Which response best demonstrates the MI principle of Evocation?
A
"I need you to trust me on this one — it's going to pay off."
B
"Actually, the research shows that deliberate practice of skills you already have is how elite players separate themselves."
C
"So you feel like you've got this down. What do you think happens in a game when a defender takes it away from you?"
D
"If you're not going to put in effort, you can step out and watch."
Right. Evocation means drawing out the athlete's own motivation — not installing yours. C accepts their claim, then uses an open question to let them discover the limitation themselves. When they answer "I guess I'd get stopped," they've just made the case for the drill on their own. Their reason beats yours every time.

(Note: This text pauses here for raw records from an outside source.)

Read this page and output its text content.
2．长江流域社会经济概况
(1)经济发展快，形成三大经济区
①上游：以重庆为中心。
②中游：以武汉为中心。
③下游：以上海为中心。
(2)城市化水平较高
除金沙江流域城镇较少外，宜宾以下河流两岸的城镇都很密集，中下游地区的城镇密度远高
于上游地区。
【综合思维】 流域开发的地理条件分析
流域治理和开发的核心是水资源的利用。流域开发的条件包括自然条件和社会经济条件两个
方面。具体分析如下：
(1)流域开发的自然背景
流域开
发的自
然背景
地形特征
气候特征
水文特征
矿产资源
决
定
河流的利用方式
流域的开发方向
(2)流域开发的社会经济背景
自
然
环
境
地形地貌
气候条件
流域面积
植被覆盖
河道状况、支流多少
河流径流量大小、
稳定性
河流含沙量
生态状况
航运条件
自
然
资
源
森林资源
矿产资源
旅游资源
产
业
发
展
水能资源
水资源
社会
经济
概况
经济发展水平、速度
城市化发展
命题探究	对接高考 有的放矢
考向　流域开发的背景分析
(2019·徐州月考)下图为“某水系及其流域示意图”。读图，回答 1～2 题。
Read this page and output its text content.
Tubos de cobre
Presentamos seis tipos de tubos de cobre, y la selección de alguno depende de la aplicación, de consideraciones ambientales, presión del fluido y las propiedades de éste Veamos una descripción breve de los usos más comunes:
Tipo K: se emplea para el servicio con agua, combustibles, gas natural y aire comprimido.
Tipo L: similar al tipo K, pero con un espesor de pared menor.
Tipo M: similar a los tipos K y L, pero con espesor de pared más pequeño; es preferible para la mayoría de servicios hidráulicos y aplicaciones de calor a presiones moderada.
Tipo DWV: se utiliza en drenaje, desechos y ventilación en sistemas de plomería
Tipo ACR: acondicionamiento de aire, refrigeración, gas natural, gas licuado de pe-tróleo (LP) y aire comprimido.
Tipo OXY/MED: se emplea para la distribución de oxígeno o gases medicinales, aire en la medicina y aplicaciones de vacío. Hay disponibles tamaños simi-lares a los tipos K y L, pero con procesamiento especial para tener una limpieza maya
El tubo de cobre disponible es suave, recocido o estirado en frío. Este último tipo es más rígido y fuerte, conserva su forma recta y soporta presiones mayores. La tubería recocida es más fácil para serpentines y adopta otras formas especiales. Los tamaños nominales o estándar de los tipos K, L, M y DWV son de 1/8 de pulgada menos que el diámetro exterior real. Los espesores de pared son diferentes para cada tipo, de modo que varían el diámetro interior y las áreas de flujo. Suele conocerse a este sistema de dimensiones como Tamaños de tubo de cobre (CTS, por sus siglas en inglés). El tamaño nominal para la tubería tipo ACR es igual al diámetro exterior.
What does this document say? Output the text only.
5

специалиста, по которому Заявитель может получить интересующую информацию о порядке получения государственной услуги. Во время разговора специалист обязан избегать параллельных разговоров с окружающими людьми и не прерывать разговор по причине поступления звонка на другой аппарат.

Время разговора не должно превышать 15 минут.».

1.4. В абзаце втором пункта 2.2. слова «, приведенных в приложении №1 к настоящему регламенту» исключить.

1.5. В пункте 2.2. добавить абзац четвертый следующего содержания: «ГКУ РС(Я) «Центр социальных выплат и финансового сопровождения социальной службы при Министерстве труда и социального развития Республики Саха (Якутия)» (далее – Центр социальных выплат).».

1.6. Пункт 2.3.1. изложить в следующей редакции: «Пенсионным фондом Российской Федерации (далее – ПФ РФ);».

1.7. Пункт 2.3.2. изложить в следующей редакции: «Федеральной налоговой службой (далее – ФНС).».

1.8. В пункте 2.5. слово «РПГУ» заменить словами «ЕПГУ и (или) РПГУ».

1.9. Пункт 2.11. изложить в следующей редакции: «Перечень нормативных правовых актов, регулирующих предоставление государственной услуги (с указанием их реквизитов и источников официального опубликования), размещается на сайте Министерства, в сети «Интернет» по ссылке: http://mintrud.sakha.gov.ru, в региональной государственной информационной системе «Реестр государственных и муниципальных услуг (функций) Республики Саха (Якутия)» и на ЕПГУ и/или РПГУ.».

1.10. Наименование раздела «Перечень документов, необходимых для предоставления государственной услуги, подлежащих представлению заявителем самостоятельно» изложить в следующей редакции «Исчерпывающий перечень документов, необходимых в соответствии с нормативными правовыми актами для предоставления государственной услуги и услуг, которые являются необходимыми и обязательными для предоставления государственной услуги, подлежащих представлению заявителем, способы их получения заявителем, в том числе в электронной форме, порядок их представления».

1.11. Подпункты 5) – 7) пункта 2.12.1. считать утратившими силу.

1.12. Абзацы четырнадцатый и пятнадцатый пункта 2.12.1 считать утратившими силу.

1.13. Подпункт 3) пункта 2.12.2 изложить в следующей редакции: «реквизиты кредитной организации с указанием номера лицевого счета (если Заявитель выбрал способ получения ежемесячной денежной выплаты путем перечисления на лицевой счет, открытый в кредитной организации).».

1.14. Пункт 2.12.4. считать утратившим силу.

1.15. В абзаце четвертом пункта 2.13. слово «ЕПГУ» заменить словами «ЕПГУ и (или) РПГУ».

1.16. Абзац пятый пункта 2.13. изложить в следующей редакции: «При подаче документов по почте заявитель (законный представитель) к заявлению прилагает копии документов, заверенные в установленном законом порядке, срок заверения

C demonstrates Evocation. Instead of arguing for the drill (A and B are your reasons), C accepts the resistance, then asks an open question that guides the player to discover their own reason. Evocation: their motivation, drawn out by your question. That's more powerful than any argument you can make.
Question 4 of 4
The MI spirit
A player says: "I've been thinking about quitting — I don't even know if I like this sport anymore."
Which response best reflects the MI Spirit — Partnership, Acceptance, Compassion, Evocation?
A
"Don't quit — you've put in so much work and you're getting better every week."
B
"This happens to everyone at some point. Push through it and you'll be glad you did."
C
"That's a hard place to be. I'm not going to tell you what to do — but I'd like to understand what's going on. What's been happening for you lately?"
D
"What would your teammates think if you quit now?"
Yes. C demonstrates all four MI principles: Partnership ("I'm not going to tell you what to do"), Acceptance (meeting them where they are), Compassion (no agenda, genuine care), and Evocation (an open question that draws out their own experience). A, B, and D all impose the coach's agenda on the athlete's internal process.
C embodies the MI Spirit. Partnership: "I'm not telling you what to do." Acceptance: meeting them in the hard place without judgment. Compassion: genuine care, no coaching agenda. Evocation: an open question that invites them to explore. A argues. B dismisses. D uses guilt. C just listens and opens the door.